Roshanak Mehdipanah is an assistant professor of health behavior and health education at the School of Public Health who has published in the areas of urban renewal, housing and policies aimed at eliminating health inequalities.
“Adequate housing is not an option for all, and for some students being at school is the only time they have to learn,” she said. “For some that do have homes, these homes could be in inadequate conditions from overcrowding to lack of access to utilities, including electricity and water. Some may not have internet or access to online learning. For some, a house may not even be an option. The intersects of housing and education will exacerbate existing learning/education inequities. And in the future those kids will have difficulties in catching up on missed school work.
Pamela Davis-Kean, a professor of psychology and a research professor at the Institute for Social Research, can discuss the various pathways that the socioeconomic status of parents relates to the cognitive/achievement outcomes of their children.

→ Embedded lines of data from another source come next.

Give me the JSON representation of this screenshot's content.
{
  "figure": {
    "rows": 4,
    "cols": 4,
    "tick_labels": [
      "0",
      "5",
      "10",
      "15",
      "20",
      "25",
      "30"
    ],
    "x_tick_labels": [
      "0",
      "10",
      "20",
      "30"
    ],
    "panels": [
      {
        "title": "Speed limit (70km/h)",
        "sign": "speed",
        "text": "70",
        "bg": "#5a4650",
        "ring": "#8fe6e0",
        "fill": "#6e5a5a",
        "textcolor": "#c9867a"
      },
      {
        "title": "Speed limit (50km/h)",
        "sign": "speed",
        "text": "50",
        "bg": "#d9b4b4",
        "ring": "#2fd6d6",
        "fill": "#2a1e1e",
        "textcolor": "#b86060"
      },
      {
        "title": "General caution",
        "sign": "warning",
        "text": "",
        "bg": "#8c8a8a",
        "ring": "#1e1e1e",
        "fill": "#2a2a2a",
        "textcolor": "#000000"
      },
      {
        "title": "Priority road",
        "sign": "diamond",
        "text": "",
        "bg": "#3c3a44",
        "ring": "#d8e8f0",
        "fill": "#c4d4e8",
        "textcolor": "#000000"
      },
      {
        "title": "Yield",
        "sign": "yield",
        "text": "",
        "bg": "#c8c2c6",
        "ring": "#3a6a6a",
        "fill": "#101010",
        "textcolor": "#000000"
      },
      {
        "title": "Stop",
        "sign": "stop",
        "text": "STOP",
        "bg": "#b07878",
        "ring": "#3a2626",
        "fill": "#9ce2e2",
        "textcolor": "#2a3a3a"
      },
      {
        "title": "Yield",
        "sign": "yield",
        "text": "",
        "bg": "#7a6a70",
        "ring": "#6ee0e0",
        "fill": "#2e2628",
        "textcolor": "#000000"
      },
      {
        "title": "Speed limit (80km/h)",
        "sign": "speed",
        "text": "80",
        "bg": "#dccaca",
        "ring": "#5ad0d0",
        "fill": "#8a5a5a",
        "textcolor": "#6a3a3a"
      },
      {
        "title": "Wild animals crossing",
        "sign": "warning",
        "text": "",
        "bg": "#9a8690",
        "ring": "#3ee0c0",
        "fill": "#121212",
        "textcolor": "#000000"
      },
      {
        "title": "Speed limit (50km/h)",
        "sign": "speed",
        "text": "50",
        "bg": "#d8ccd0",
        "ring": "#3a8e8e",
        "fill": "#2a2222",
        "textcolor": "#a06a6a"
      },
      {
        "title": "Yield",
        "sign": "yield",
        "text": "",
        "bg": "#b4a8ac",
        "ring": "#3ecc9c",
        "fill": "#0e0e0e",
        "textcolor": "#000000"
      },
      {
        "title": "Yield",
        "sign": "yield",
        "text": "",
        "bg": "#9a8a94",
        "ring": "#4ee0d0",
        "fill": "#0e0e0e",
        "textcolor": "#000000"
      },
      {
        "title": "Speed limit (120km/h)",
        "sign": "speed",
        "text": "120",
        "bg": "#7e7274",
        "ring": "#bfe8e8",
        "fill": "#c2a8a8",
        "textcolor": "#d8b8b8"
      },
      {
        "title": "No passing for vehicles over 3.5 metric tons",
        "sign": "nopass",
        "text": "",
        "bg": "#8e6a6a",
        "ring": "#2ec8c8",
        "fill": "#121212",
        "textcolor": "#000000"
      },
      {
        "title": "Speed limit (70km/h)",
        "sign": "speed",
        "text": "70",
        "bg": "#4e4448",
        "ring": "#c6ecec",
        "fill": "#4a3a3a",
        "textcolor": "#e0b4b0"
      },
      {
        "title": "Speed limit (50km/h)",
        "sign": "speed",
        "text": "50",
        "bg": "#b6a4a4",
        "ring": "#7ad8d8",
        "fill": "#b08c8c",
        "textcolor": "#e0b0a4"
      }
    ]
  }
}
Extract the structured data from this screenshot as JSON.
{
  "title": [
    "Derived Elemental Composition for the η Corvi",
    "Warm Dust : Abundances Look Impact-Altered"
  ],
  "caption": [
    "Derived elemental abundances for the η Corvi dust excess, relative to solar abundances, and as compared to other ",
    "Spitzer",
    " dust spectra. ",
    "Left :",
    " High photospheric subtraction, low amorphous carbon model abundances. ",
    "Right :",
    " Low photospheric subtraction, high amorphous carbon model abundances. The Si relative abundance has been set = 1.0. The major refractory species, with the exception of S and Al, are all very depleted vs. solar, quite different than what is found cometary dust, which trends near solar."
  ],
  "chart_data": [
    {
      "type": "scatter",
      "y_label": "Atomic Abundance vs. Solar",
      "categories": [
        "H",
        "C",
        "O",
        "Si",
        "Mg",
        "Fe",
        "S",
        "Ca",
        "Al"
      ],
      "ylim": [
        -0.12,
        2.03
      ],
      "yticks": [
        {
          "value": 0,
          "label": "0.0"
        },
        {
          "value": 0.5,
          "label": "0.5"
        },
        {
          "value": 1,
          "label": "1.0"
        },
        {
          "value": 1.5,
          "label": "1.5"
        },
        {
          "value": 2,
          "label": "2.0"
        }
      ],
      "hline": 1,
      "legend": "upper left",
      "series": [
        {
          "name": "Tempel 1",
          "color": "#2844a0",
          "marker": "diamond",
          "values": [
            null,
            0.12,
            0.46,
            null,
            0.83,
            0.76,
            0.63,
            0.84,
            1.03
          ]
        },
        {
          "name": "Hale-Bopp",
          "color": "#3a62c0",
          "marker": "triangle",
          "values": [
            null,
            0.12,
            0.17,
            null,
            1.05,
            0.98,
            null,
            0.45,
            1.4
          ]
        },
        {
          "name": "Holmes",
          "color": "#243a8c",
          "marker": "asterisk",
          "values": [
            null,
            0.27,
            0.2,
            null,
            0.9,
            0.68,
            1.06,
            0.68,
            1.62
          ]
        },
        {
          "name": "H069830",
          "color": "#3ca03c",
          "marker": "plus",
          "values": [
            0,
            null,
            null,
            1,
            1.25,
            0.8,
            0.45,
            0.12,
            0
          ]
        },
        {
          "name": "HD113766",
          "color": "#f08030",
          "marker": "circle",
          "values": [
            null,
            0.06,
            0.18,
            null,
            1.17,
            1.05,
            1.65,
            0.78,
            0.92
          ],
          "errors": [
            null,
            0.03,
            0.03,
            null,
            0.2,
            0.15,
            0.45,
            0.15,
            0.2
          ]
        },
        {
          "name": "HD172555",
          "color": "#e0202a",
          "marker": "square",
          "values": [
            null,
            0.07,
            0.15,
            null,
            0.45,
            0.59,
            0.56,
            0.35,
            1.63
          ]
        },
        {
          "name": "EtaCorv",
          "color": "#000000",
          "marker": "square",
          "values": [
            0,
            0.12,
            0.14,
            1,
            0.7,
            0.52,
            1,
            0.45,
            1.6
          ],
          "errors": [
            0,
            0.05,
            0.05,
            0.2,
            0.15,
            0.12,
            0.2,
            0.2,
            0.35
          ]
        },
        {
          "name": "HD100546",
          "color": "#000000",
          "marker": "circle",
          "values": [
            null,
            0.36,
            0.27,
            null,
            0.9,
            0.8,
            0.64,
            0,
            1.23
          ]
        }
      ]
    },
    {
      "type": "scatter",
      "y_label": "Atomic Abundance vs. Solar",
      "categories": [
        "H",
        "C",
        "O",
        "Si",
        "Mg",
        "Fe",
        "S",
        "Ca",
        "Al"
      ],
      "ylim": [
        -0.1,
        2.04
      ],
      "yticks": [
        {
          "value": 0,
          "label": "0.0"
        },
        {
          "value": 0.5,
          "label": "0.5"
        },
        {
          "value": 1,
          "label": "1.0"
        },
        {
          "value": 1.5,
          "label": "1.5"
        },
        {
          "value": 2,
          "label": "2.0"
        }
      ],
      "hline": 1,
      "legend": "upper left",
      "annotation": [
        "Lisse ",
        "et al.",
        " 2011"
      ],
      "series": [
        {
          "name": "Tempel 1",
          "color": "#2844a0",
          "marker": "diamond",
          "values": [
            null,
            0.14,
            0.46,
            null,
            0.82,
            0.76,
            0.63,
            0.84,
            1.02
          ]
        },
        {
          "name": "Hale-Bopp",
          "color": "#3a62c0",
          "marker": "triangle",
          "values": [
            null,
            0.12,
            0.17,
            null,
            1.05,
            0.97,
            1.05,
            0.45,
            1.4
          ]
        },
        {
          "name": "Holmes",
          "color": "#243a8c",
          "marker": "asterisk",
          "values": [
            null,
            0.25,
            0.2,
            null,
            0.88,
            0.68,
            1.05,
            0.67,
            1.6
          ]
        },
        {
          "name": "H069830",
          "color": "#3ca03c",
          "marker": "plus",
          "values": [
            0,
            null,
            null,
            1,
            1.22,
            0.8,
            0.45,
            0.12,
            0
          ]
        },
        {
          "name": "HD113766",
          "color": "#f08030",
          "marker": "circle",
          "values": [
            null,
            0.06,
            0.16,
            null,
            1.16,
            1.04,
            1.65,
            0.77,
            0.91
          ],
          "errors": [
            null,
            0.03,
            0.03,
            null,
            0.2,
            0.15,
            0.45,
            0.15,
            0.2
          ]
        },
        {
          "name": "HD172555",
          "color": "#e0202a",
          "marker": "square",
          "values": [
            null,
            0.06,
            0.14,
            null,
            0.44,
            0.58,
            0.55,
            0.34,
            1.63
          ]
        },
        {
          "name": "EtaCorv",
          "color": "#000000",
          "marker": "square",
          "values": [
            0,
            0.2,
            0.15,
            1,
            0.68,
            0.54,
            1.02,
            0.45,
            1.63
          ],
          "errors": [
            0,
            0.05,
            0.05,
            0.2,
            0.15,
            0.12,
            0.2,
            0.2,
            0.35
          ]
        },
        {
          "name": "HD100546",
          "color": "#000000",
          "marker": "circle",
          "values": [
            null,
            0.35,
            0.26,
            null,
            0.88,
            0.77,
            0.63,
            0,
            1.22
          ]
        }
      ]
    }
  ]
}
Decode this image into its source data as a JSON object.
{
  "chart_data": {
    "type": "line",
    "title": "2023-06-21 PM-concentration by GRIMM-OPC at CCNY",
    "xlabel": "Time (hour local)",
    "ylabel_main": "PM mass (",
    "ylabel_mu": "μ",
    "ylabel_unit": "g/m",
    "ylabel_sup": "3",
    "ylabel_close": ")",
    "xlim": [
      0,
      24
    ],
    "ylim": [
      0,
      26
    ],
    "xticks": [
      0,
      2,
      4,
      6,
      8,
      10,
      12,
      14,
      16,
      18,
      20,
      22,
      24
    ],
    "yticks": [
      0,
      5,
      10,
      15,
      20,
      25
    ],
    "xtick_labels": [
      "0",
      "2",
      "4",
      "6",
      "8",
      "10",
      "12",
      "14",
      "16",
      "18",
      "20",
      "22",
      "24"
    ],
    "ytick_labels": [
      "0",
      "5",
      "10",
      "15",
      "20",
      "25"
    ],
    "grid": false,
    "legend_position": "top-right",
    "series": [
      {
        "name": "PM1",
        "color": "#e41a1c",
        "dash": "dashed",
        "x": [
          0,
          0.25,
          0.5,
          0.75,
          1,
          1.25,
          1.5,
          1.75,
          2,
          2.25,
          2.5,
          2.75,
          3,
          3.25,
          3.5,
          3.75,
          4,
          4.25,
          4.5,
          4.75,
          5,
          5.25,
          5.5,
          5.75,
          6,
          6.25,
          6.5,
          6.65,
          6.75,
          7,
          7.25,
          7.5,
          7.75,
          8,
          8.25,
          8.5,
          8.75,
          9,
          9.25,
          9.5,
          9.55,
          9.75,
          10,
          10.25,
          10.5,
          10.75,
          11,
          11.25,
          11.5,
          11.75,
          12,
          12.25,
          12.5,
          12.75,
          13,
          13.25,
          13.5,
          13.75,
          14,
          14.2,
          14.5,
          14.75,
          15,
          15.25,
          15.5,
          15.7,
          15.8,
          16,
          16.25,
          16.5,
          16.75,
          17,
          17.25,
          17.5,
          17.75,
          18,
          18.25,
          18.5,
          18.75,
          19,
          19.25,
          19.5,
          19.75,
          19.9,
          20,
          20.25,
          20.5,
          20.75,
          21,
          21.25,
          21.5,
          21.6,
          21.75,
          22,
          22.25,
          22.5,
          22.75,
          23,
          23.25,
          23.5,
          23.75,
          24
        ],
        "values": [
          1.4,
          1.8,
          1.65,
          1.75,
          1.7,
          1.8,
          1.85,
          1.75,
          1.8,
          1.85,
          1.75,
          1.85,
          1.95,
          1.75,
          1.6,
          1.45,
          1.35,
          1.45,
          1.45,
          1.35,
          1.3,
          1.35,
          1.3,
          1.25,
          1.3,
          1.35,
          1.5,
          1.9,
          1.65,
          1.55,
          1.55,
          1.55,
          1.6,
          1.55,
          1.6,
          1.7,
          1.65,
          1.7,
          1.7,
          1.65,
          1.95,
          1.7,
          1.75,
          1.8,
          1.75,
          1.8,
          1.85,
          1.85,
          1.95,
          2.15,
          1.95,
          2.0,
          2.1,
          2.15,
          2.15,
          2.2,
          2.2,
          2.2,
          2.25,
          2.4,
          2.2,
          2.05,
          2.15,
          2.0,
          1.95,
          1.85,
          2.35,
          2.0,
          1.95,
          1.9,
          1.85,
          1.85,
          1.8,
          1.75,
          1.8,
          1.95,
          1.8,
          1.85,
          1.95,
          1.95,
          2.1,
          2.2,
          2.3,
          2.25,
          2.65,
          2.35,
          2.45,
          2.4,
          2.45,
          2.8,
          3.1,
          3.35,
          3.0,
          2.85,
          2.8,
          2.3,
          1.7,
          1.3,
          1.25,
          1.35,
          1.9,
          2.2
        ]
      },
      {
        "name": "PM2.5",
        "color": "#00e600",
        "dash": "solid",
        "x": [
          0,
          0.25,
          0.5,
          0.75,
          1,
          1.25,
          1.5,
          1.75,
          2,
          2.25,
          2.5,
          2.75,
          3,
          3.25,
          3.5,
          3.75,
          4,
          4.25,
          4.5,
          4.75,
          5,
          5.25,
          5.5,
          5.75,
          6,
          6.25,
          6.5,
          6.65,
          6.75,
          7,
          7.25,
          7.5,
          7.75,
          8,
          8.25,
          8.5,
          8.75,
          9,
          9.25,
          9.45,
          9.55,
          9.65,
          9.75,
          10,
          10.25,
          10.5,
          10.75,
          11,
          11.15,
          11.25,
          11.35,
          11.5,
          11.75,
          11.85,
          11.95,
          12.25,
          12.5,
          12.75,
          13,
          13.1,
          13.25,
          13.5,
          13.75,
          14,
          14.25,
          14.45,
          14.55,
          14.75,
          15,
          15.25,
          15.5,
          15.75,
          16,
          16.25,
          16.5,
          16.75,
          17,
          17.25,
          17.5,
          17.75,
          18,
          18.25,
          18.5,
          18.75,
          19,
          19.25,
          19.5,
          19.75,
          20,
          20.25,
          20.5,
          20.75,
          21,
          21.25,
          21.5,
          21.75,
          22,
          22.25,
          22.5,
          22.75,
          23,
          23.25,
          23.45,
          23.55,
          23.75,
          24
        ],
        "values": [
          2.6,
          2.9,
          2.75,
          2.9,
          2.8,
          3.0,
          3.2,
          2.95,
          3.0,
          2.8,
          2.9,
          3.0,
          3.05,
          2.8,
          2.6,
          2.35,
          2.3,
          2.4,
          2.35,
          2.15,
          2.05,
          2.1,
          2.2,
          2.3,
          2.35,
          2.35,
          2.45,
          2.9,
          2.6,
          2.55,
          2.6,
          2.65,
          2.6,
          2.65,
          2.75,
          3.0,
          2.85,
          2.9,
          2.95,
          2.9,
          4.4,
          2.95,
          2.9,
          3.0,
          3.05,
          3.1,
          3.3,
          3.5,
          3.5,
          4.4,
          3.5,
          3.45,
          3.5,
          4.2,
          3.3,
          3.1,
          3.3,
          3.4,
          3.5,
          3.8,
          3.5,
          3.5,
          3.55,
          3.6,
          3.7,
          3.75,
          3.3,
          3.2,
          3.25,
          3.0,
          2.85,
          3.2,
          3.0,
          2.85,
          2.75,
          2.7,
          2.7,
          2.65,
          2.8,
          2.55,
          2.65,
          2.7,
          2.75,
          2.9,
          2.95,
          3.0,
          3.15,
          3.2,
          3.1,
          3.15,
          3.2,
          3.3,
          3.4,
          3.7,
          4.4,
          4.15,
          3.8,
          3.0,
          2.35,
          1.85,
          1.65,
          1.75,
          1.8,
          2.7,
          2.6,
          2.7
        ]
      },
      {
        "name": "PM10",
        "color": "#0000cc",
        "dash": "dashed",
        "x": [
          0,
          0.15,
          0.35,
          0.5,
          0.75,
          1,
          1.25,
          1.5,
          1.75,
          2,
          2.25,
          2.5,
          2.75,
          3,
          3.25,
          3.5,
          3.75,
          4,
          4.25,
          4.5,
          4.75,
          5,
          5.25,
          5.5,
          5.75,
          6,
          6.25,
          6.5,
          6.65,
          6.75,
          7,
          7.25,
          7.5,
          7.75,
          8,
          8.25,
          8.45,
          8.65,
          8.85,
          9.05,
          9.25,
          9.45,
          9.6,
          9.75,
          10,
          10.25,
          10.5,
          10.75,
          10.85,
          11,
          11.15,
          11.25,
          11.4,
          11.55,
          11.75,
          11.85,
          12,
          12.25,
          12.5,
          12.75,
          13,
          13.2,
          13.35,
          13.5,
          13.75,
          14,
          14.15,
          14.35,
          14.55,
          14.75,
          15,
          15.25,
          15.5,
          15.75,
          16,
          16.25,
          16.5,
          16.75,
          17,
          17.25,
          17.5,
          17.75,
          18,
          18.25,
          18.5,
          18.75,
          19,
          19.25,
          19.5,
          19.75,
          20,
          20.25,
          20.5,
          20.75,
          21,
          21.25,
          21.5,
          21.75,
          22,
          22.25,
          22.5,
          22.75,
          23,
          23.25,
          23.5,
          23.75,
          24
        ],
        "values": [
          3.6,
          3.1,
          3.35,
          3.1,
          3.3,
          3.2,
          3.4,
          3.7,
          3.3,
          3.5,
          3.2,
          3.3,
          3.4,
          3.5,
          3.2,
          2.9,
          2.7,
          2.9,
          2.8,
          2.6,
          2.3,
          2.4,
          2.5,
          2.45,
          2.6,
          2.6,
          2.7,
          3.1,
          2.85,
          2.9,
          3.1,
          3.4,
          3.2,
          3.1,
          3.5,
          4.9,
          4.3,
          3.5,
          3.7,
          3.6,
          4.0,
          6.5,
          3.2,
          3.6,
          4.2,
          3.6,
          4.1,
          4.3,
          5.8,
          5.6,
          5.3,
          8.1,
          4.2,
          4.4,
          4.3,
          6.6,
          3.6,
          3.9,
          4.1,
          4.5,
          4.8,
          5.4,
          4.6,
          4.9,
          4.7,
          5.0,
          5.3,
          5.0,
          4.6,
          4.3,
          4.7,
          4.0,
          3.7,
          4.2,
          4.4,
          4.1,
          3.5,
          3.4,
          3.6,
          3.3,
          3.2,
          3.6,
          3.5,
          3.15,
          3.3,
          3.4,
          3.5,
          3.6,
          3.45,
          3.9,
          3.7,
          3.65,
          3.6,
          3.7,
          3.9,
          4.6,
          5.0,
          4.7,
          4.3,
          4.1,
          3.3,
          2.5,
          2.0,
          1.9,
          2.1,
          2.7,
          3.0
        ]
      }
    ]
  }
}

“The achievement gap is defined by the socioeconomic differences in the United States—the differences are even more apparent when the instruction that should be done in the schools is sent home (e.g., homework),” she said. “Higher-educated parents already provide a more enriched learning environment for their children through play and reading activities. They are also more connected to resources or actively seek them out.
“Lower-income and lower-educated parents don’t have the flexibility in their work schedule and often struggle to make these enrichment activities available. They are also not well connected to networks that provide resources of learning (e.g., libraries, extracurricular math, reading programs). It is highly likely we will see much larger achievement gaps due to the lack of learning opportunities available to children in many home environments.”